Umweltschutzingenieur Martin Dirauf hat die Auswahl der acht Objekte getroffen, die am Aktionstag besichtigt werden können. Von modernen, auf erneuerbaren Energien basierenden Heizungsanlagen bis zur energetischen Gebäudesanierung und der umweltfreundlichen Stromerzeugung gibt es viel zu sehen: So zeigen beispielsweise Matthias und Stefan Schäfferlein aus Mainklein, wie sie mit einer kleinen Hackschnitzelheizung mittels Nahwärmenetz drei Wohngebäude beheizen. Beim E-Werk Heinkelmann wird dargestellt, wie mit Wasser aus dem Main Strom erzeugt wird.

Elektrofahrzeuge, Biogasanlage und Blockheizkraftwerke

Die Firma Baur aus Altenkunstadt stellt unter anderem ihre Hybrid- und Elektrofahrzeugflotte vor. Ein energetisch saniertes Wohngebäude kann bei Matthias Huth aus Burgkunstadt besichtigt werden. Die Eheleute Leikeim zeigen bei ihrer Biogasanlage bei Baiersdorf auf, wie sie mit vier Blockheizkraftwerken Strom aus nachwachsenden Rohstoffen erzeugen. Durch die flexible Fahrweise der Motoren wird nur dann Strom erzeugt, wenn dieser tatsächlich benötigt wird. Rudi Steuer aus Hainzendorf erläutert, wie es ihm gelingt, durch die Batteriespeicherung von Photovoltaik-Strom seinen landwirtschaftlichen Betrieb energieautark zu halten.
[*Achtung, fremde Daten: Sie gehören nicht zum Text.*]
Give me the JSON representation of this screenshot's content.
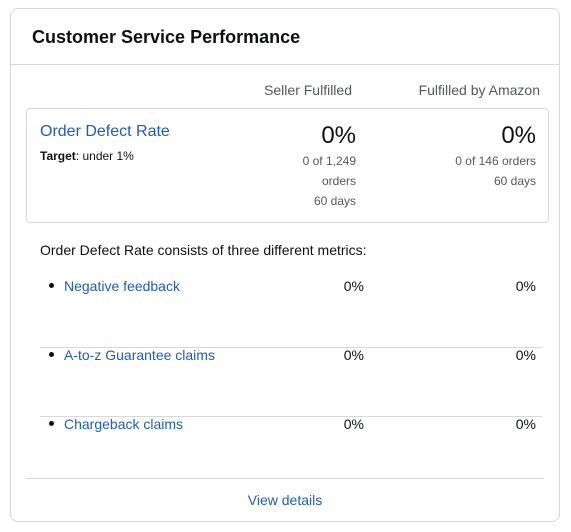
{
  "card": {
    "title": "Customer Service Performance"
  },
  "columns": {
    "seller": "Seller Fulfilled",
    "fba": "Fulfilled by Amazon"
  },
  "odr": {
    "title": "Order Defect Rate",
    "target_label": "Target",
    "target_value": ": under 1%",
    "seller": {
      "percent": "0%",
      "line1": "0 of 1,249",
      "line2": "orders",
      "line3": "60 days"
    },
    "fba": {
      "percent": "0%",
      "line1": "0 of 146 orders",
      "line2": "60 days"
    }
  },
  "description": "Order Defect Rate consists of three different metrics:",
  "metrics": [
    {
      "label": "Negative feedback",
      "seller": "0%",
      "fba": "0%"
    },
    {
      "label": "A-to-z Guarantee claims",
      "seller": "0%",
      "fba": "0%"
    },
    {
      "label": "Chargeback claims",
      "seller": "0%",
      "fba": "0%"
    }
  ],
  "footer": {
    "link": "View details"
  }
}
Alle Besichtigungsobjekte sind anschaulich in einem Flyer zusammengestellt. Dieser liegt bei Kommunen, Behörden und Banken aus und ist auch im Internet abrufbar. „Gute Beispiele sind für Sanierer und Bauherrn von morgen der beste Anreiz, tätig zu werden“, weiß Dirauf. „Ich hoffe, dass viele Bürgerinnen und Bürger interessante Tipps und wichtige Anregungen für ihre anstehenden Vorhaben finden werden.“

Im Betriebshof der Firma Vetter Haustechnik GmbH, In der Au 17 in Burgkunstadt, sind Holz- und Pelletkessel, eine Brennstoffzelle, Wärmepumpenanlagen, Photovoltaik- und Solarthermieanlagen zu sehen. Dort wird Landrat Christian Meißner um 13 Uhr den Aktionstag offiziell eröffnen. (red)

Vorträge

Erstmals werden bei einem Aktionstag auch Vorträge angeboten: Im Besprechungsraum der Firma Limmer & Söllner GmbH, Zum Külmitz 10, in Altenkunstadt werden um 14 Uhr den Zuhörern die Vorteile bei der Energieerzeugung von Blockheizkraftwerken erläutert. Um 15 Uhr geht es um die Stromerzeugung mittels PV-Anlagen. Aber auch über die Batteriespeicherung für den Eigenverbrauch und die attraktiven Förderungen wird ausführlich berichtet.